David Blecken
Jan 31, 2012

Korean consumers seek guidance and stress removal: Cheil

SEOUL – A new report conducted by Cheil Worldwide into public attitudes to consumption in Korea indicates a trend toward reduced individualism and the search for authoritative ‘guides’ when making decisions.

Cheil: Consumers to depend on trusted brands in 2012
Cheil: Consumers to depend on trusted brands in 2012

The agency’s Annual Consumer Report (ACR) points to a lack of confidence in government and social institutions as a result of the economic uncertainty of the past four years. Conversely, it finds consumers are placing more emphasis on well-known brands that are perceived to be reliable when making shopping decisions.

The study also highlights a degree of ‘social numbness’—a decline in interest and participation in broad social issues such as the welfare system and the division between rich and poor. However, the trend is balanced by a rise in niche interest communities.
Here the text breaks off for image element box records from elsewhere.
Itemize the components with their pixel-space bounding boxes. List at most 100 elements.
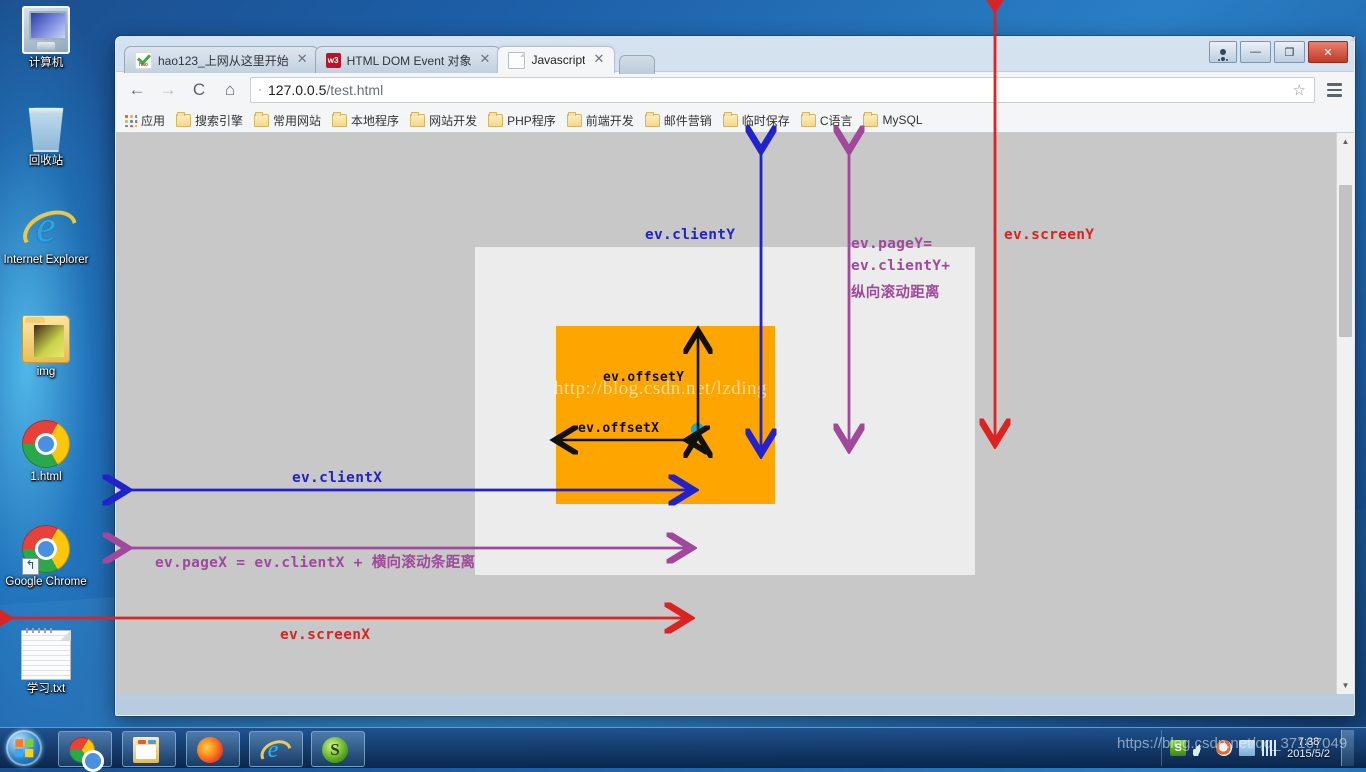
bookmark-label: 邮件营销: [663, 113, 712, 128]
taskbar-item-internet-explorer[interactable]: [249, 731, 303, 767]
bookmark-label: 网站开发: [429, 113, 478, 128]
url-host: 127.0.0.5: [268, 82, 327, 98]
desktop-icon-internet-explorer[interactable]: Internet Explorer: [0, 203, 92, 267]
folder-icon: [863, 111, 879, 127]
network-icon[interactable]: [1239, 740, 1256, 756]
bookmark-local-programs[interactable]: 本地程序: [332, 111, 400, 129]
hao123-icon: [135, 51, 152, 69]
folder-icon: [254, 111, 270, 127]
internet-explorer-icon: [260, 737, 286, 763]
folder-icon: [566, 111, 582, 127]
tab-close-icon[interactable]: ✕: [295, 52, 310, 67]
bookmark-mysql[interactable]: MySQL: [863, 111, 923, 127]
bookmark-apps[interactable]: 应用: [124, 112, 165, 129]
desktop-icon-label: Internet Explorer: [3, 254, 89, 266]
reload-icon[interactable]: C: [188, 79, 210, 101]
tab-close-icon[interactable]: ✕: [591, 52, 606, 67]
chrome-icon: [69, 737, 104, 772]
signal-icon[interactable]: [1262, 740, 1279, 756]
folder-icon: [410, 111, 426, 127]
scroll-up-arrow-icon[interactable]: ▲: [1337, 133, 1354, 150]
forward-icon[interactable]: →: [157, 79, 179, 101]
user-profile-icon[interactable]: [1209, 41, 1237, 63]
clock-date: 2015/5/2: [1287, 748, 1330, 760]
menu-icon[interactable]: [1324, 83, 1344, 97]
tab-javascript[interactable]: Javascript ✕: [497, 46, 616, 73]
desktop-icon-label: Google Chrome: [5, 576, 87, 588]
chrome-shortcut-icon: [22, 525, 70, 575]
close-button[interactable]: ✕: [1308, 41, 1348, 63]
windows-taskbar: 7:38 2015/5/2: [0, 727, 1366, 772]
taskbar-clock[interactable]: 7:38 2015/5/2: [1285, 736, 1330, 760]
desktop-icon-google-chrome[interactable]: Google Chrome: [0, 525, 92, 589]
bookmark-temp-storage[interactable]: 临时保存: [722, 111, 790, 129]
browser-toolbar: ← → C ⌂ 127.0.0.5/test.html ☆: [116, 71, 1354, 108]
page-info-icon[interactable]: [259, 89, 261, 91]
folder-icon: [22, 315, 70, 363]
window-titlebar[interactable]: hao123_上网从这里开始 ✕ HTML DOM Event 对象 ✕ Jav…: [116, 37, 1354, 74]
chrome-window: hao123_上网从这里开始 ✕ HTML DOM Event 对象 ✕ Jav…: [115, 36, 1355, 716]
back-icon[interactable]: ←: [126, 79, 148, 101]
bookmark-label: 本地程序: [351, 113, 400, 128]
w3schools-icon: [325, 52, 341, 68]
firefox-icon: [197, 737, 223, 763]
bookmark-search-engines[interactable]: 搜索引擎: [176, 111, 244, 129]
new-tab-button[interactable]: [619, 55, 656, 74]
text-file-icon: [21, 628, 71, 680]
desktop-icon-text-file[interactable]: 学习.txt: [0, 628, 92, 696]
scrollbar-thumb[interactable]: [1339, 185, 1352, 337]
taskbar-item-chrome[interactable]: [58, 731, 112, 772]
bookmark-common-sites[interactable]: 常用网站: [254, 111, 321, 129]
url-path: /test.html: [326, 82, 384, 98]
wps-icon[interactable]: [1170, 740, 1187, 756]
pen-icon[interactable]: [1216, 740, 1233, 756]
document-icon: [508, 51, 526, 69]
target-element-box[interactable]: [556, 326, 775, 504]
desktop-icon-recycle-bin[interactable]: 回收站: [0, 104, 92, 168]
desktop-icon-html-file[interactable]: 1.html: [0, 420, 92, 484]
folder-icon: [722, 111, 738, 127]
taskbar-item-firefox[interactable]: [186, 731, 240, 767]
tab-close-icon[interactable]: ✕: [478, 52, 493, 67]
bookmark-label: 应用: [141, 113, 166, 128]
tab-hao123[interactable]: hao123_上网从这里开始 ✕: [124, 46, 319, 73]
folder-icon: [800, 111, 816, 127]
maximize-button[interactable]: ❐: [1274, 41, 1305, 63]
folder-icon: [332, 111, 348, 127]
address-bar[interactable]: 127.0.0.5/test.html ☆: [250, 77, 1315, 103]
bookmark-star-icon[interactable]: ☆: [1293, 81, 1306, 99]
bookmark-c-language[interactable]: C语言: [800, 111, 852, 129]
vertical-scrollbar[interactable]: ▲ ▼: [1336, 133, 1354, 694]
recycle-bin-icon: [28, 107, 64, 152]
show-desktop-button[interactable]: [1341, 730, 1354, 766]
tab-title: hao123_上网从这里开始: [158, 53, 289, 68]
bookmark-label: 前端开发: [585, 113, 634, 128]
folder-icon: [176, 111, 192, 127]
start-button[interactable]: [6, 730, 42, 766]
desktop-icon-label: 回收站: [28, 155, 64, 167]
scroll-down-arrow-icon[interactable]: ▼: [1337, 677, 1354, 694]
page-viewport: http://blog.csdn.net/lzding ▲ ▼: [116, 133, 1354, 694]
bookmark-email-marketing[interactable]: 邮件营销: [644, 111, 712, 129]
diagram-watermark: http://blog.csdn.net/lzding: [554, 378, 767, 399]
taskbar-item-explorer[interactable]: [122, 731, 176, 767]
bookmark-label: PHP程序: [507, 113, 556, 128]
computer-icon: [22, 6, 70, 54]
chrome-icon: [22, 420, 70, 468]
bookmark-web-development[interactable]: 网站开发: [410, 111, 478, 129]
sogou-icon: [322, 737, 348, 763]
taskbar-item-sogou[interactable]: [311, 731, 365, 767]
desktop-icon-computer[interactable]: 计算机: [0, 6, 92, 70]
minimize-button[interactable]: —: [1240, 41, 1271, 63]
bookmark-frontend-development[interactable]: 前端开发: [566, 111, 634, 129]
desktop-icon-label: img: [36, 366, 56, 378]
tab-title: Javascript: [531, 53, 586, 67]
volume-icon[interactable]: [1193, 740, 1210, 756]
tab-html-dom-event[interactable]: HTML DOM Event 对象 ✕: [314, 46, 502, 73]
bookmark-label: 搜索引擎: [195, 113, 244, 128]
desktop-icon-img-folder[interactable]: img: [0, 315, 92, 379]
desktop-icon-label: 计算机: [28, 57, 64, 69]
home-icon[interactable]: ⌂: [219, 79, 241, 101]
bookmark-php-programs[interactable]: PHP程序: [488, 111, 556, 129]
tab-title: HTML DOM Event 对象: [346, 53, 472, 68]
A spokesperson from Cheil notes that “ironically, people become even more active when it comes to a few issues directly associated with their own interests”. An example is a recently-formed online plastic surgery community consisting of women in their 20s to 40s that has developed into an activist group opposing the South Korea-US Free Trade Agreement (FTA).
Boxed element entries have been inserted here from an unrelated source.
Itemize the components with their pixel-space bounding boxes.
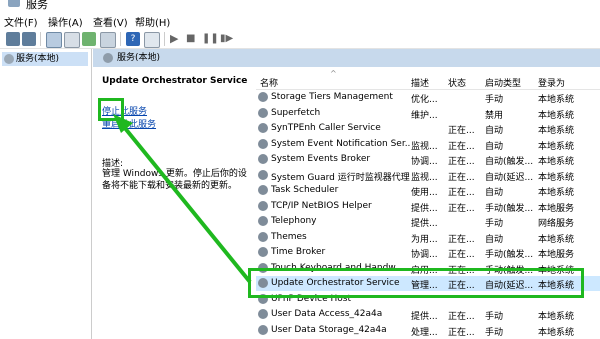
- annotation-arrow: [113, 114, 252, 284]
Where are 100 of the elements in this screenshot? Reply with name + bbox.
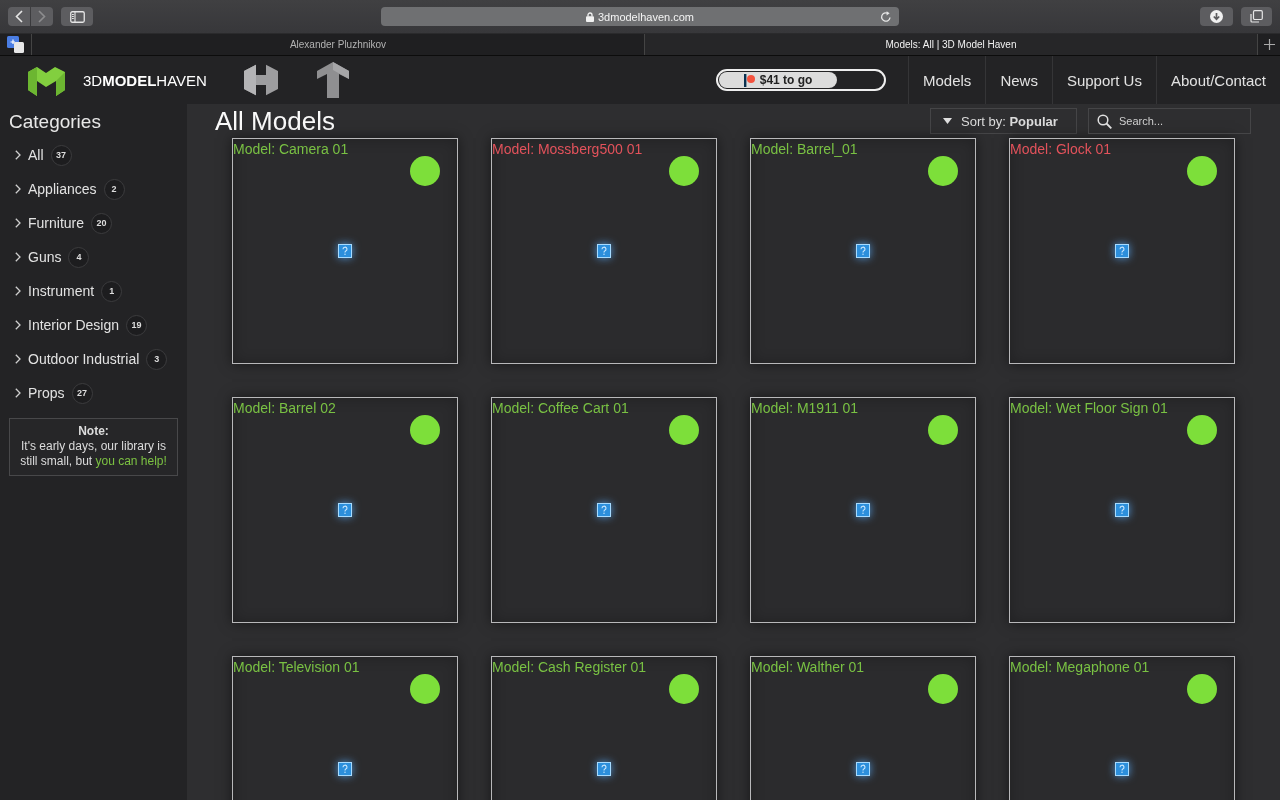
count-badge: 27: [71, 382, 93, 404]
plus-icon: [1263, 39, 1275, 50]
bar-and-dot-icon: [743, 73, 755, 87]
url-text: 3dmodelhaven.com: [598, 10, 694, 23]
category-link[interactable]: Interior Design: [28, 317, 120, 333]
address-field[interactable]: 3dmodelhaven.com: [381, 7, 899, 26]
tab-overview-button[interactable]: [1241, 7, 1272, 26]
count-badge: 1: [101, 280, 123, 302]
model-card[interactable]: Model: Television 01: [232, 656, 458, 800]
chevron-right-icon: [15, 218, 21, 228]
chevron-left-icon: [15, 10, 23, 23]
count-badge: 20: [91, 212, 113, 234]
count-badge: 19: [126, 314, 148, 336]
model-card[interactable]: Model: Glock 01: [1009, 138, 1235, 364]
category-link[interactable]: Instrument: [28, 283, 95, 299]
caret-down-icon: [943, 118, 952, 124]
question-mark-icon: [1115, 503, 1129, 517]
model-card[interactable]: Model: Barrel_01: [750, 138, 976, 364]
chevron-right-icon: [15, 252, 21, 262]
category-link[interactable]: Outdoor Industrial: [28, 351, 140, 367]
question-mark-icon: [1115, 762, 1129, 776]
model-card[interactable]: Model: Barrel 02: [232, 397, 458, 623]
overlapping-squares-icon: [1250, 10, 1263, 23]
model-title: Model: Barrel_01: [751, 140, 858, 158]
model-title: Model: M1911 01: [751, 399, 859, 417]
model-title: Model: Cash Register 01: [492, 658, 647, 676]
chevron-right-icon: [15, 184, 21, 194]
status-dot-icon: [1187, 415, 1217, 445]
count-badge: 3: [146, 348, 168, 370]
model-title: Model: Megaphone 01: [1010, 658, 1150, 676]
overlapping-tiles-icon[interactable]: [7, 36, 24, 53]
hexagon-h-icon[interactable]: [243, 62, 278, 98]
model-title: Model: Barrel 02: [233, 399, 336, 417]
model-card[interactable]: Model: Walther 01: [750, 656, 976, 800]
model-title: Model: Mossberg500 01: [492, 140, 643, 158]
status-dot-icon: [1187, 674, 1217, 704]
chevron-right-icon: [15, 320, 21, 330]
goal-label: $41 to go: [759, 73, 813, 87]
categories-heading: Categories: [9, 110, 102, 134]
status-dot-icon: [669, 156, 699, 186]
model-card[interactable]: Model: M1911 01: [750, 397, 976, 623]
logo-text[interactable]: 3DMODELHAVEN: [83, 71, 207, 89]
status-dot-icon: [928, 415, 958, 445]
sidebar-toggle-button[interactable]: [61, 7, 93, 26]
model-card[interactable]: Model: Camera 01: [232, 138, 458, 364]
model-title: Model: Coffee Cart 01: [492, 399, 629, 417]
download-icon: [1210, 10, 1223, 23]
question-mark-icon: [338, 503, 352, 517]
chevron-right-icon: [38, 10, 46, 23]
chevron-right-icon: [15, 150, 21, 160]
model-card[interactable]: Model: Cash Register 01: [491, 656, 717, 800]
question-mark-icon: [338, 244, 352, 258]
status-dot-icon: [669, 674, 699, 704]
m-logo-icon[interactable]: [28, 64, 65, 96]
chevron-right-icon: [15, 354, 21, 364]
downloads-button[interactable]: [1200, 7, 1233, 26]
question-mark-icon: [338, 762, 352, 776]
browser-tab[interactable]: Models: All | 3D Model Haven: [645, 34, 1258, 55]
model-title: Model: Television 01: [233, 658, 360, 676]
help-link[interactable]: you can help!: [95, 454, 167, 468]
model-card[interactable]: Model: Megaphone 01: [1009, 656, 1235, 800]
count-badge: 4: [68, 246, 90, 268]
status-dot-icon: [1187, 156, 1217, 186]
note-title: Note:: [77, 424, 110, 439]
page-title: All Models: [215, 106, 335, 136]
question-mark-icon: [1115, 244, 1129, 258]
category-link[interactable]: Appliances: [28, 181, 97, 197]
status-dot-icon: [410, 415, 440, 445]
category-link[interactable]: Props: [28, 385, 65, 401]
status-dot-icon: [669, 415, 699, 445]
search-icon: [1097, 113, 1112, 129]
count-badge: 37: [50, 144, 72, 166]
note-text: It's early days, our library is still small, but you can help!: [19, 439, 168, 469]
question-mark-icon: [597, 503, 611, 517]
sort-dropdown[interactable]: Sort by: Popular: [930, 108, 1077, 134]
category-link[interactable]: All: [28, 147, 44, 163]
status-dot-icon: [410, 674, 440, 704]
question-mark-icon: [856, 762, 870, 776]
lock-icon: [586, 11, 594, 22]
status-dot-icon: [928, 156, 958, 186]
question-mark-icon: [856, 244, 870, 258]
status-dot-icon: [928, 674, 958, 704]
category-link[interactable]: Furniture: [28, 215, 85, 231]
back-button[interactable]: [8, 7, 30, 26]
model-title: Model: Walther 01: [751, 658, 865, 676]
status-dot-icon: [410, 156, 440, 186]
question-mark-icon: [597, 762, 611, 776]
sidebar-icon: [69, 10, 85, 23]
model-card[interactable]: Model: Coffee Cart 01: [491, 397, 717, 623]
t-shape-icon[interactable]: [316, 62, 349, 98]
reload-icon[interactable]: [880, 10, 892, 23]
model-title: Model: Camera 01: [233, 140, 349, 158]
model-card[interactable]: Model: Wet Floor Sign 01: [1009, 397, 1235, 623]
model-card[interactable]: Model: Mossberg500 01: [491, 138, 717, 364]
model-title: Model: Wet Floor Sign 01: [1010, 399, 1168, 417]
category-link[interactable]: Guns: [28, 249, 62, 265]
count-badge: 2: [103, 178, 125, 200]
question-mark-icon: [856, 503, 870, 517]
search-field[interactable]: Search...: [1088, 108, 1251, 134]
question-mark-icon: [597, 244, 611, 258]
The trend suggests that brands would do well to concentrate on offers related to specific needs rather than building brand image. The perception and requirements of CSR (corporate social responsibility) activities have also evolved: where in 2009 consumers applauded large scale eco-friendly initiatives, the preference now is for cultural or sports-related CSR actions that are of direct benefit to consumers. The agency cites the example of a Korean solar energy company that installed solar mobile phone chargers and refrigerators at popular beach resorts.
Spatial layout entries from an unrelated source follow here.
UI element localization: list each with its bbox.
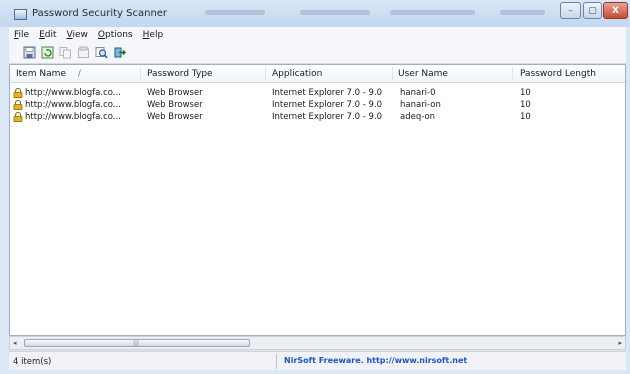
column-separator[interactable] (265, 67, 266, 81)
scrollbar-thumb[interactable]: ||| (24, 339, 250, 347)
window-title: Password Security Scanner (32, 8, 168, 19)
app-window-icon (14, 9, 27, 20)
cell-item-name: http://www.blogfa.co... (25, 112, 121, 122)
menu-view[interactable]: View (62, 30, 93, 40)
menu-help[interactable]: Help (138, 30, 169, 40)
title-blur (205, 10, 265, 15)
copy-icon (59, 47, 71, 59)
scroll-left-arrow-icon[interactable]: ◂ (13, 339, 17, 347)
cell-user-name: hanari-0 (400, 88, 436, 98)
title-blur (390, 10, 475, 15)
minimize-button[interactable]: – (560, 2, 581, 19)
column-separator[interactable] (392, 67, 393, 81)
column-user-name[interactable]: User Name (398, 69, 448, 79)
cell-application: Internet Explorer 7.0 - 9.0 (272, 88, 383, 98)
exit-button[interactable] (113, 46, 126, 59)
column-separator[interactable] (512, 67, 513, 81)
cell-password-length: 10 (520, 112, 531, 122)
cell-application: Internet Explorer 7.0 - 9.0 (272, 112, 383, 122)
horizontal-scrollbar[interactable]: ◂ ||| ▸ (9, 336, 626, 350)
cell-user-name: adeq-on (400, 112, 436, 122)
lock-icon (13, 88, 23, 98)
cell-item-name: http://www.blogfa.co... (25, 88, 121, 98)
menu-file[interactable]: File (9, 30, 34, 40)
close-button[interactable]: X (603, 2, 628, 19)
toolbar (9, 42, 626, 64)
maximize-button[interactable]: ▢ (583, 2, 602, 19)
cell-password-type: Web Browser (147, 100, 203, 110)
list-header: Item Name / Password Type Application Use… (10, 65, 625, 83)
lock-icon (13, 100, 23, 110)
save-icon (23, 46, 36, 59)
refresh-icon (41, 46, 54, 59)
column-password-length[interactable]: Password Length (520, 69, 596, 79)
title-blur (500, 10, 545, 15)
grip-icon: ||| (133, 340, 140, 347)
cell-application: Internet Explorer 7.0 - 9.0 (272, 100, 383, 110)
nirsoft-link[interactable]: NirSoft Freeware. http://www.nirsoft.net (284, 356, 467, 365)
status-bar: 4 item(s) NirSoft Freeware. http://www.n… (9, 351, 626, 370)
item-count: 4 item(s) (13, 357, 52, 367)
find-button[interactable] (95, 46, 108, 59)
sort-indicator-icon: / (77, 69, 81, 79)
cell-password-type: Web Browser (147, 88, 203, 98)
scroll-right-arrow-icon[interactable]: ▸ (618, 339, 622, 347)
status-divider (276, 354, 277, 369)
cell-password-type: Web Browser (147, 112, 203, 122)
title-bar[interactable]: Password Security Scanner – ▢ X (0, 0, 630, 27)
column-separator[interactable] (140, 67, 141, 81)
cell-password-length: 10 (520, 88, 531, 98)
save-button[interactable] (23, 46, 36, 59)
menu-edit[interactable]: Edit (34, 30, 61, 40)
refresh-button[interactable] (41, 46, 54, 59)
cell-password-length: 10 (520, 100, 531, 110)
password-list[interactable]: Item Name / Password Type Application Use… (9, 64, 626, 336)
column-password-type[interactable]: Password Type (147, 69, 213, 79)
menu-bar: File Edit View Options Help (9, 27, 626, 42)
properties-icon (78, 46, 89, 58)
column-application[interactable]: Application (272, 69, 322, 79)
copy-button[interactable] (59, 46, 72, 59)
find-icon (95, 47, 108, 59)
table-row[interactable]: http://www.blogfa.co... Web Browser Inte… (10, 87, 625, 99)
table-row[interactable]: http://www.blogfa.co... Web Browser Inte… (10, 111, 625, 123)
column-item-name[interactable]: Item Name / (16, 69, 81, 79)
menu-options[interactable]: Options (93, 30, 138, 40)
lock-icon (13, 112, 23, 122)
properties-button[interactable] (77, 46, 90, 59)
table-row[interactable]: http://www.blogfa.co... Web Browser Inte… (10, 99, 625, 111)
cell-user-name: hanari-on (400, 100, 441, 110)
exit-icon (114, 47, 126, 58)
cell-item-name: http://www.blogfa.co... (25, 100, 121, 110)
app-window: Password Security Scanner – ▢ X File Edi… (0, 0, 630, 374)
title-blur (300, 10, 370, 15)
In addition, the study shows signs of technology fatigue among consumers. The rate of respondents who expressed enjoyment in using digital gadgets and made full use of smart devices decreased by around 5 and 7 per cent, respectively, compared with the previous year.

Based on the study, Cheil advises companies to offer consumers reassurance by offering guidance and revealing the weaknesses as well as the strengths of their products. In terms of technology, a ‘stress-free’ experience is preferable to detailed explanation of sophisticated technologies.

The report is based on a survey that canvassed 3,800 people across Korea’s six largest cities over a period of four weeks in June 2011.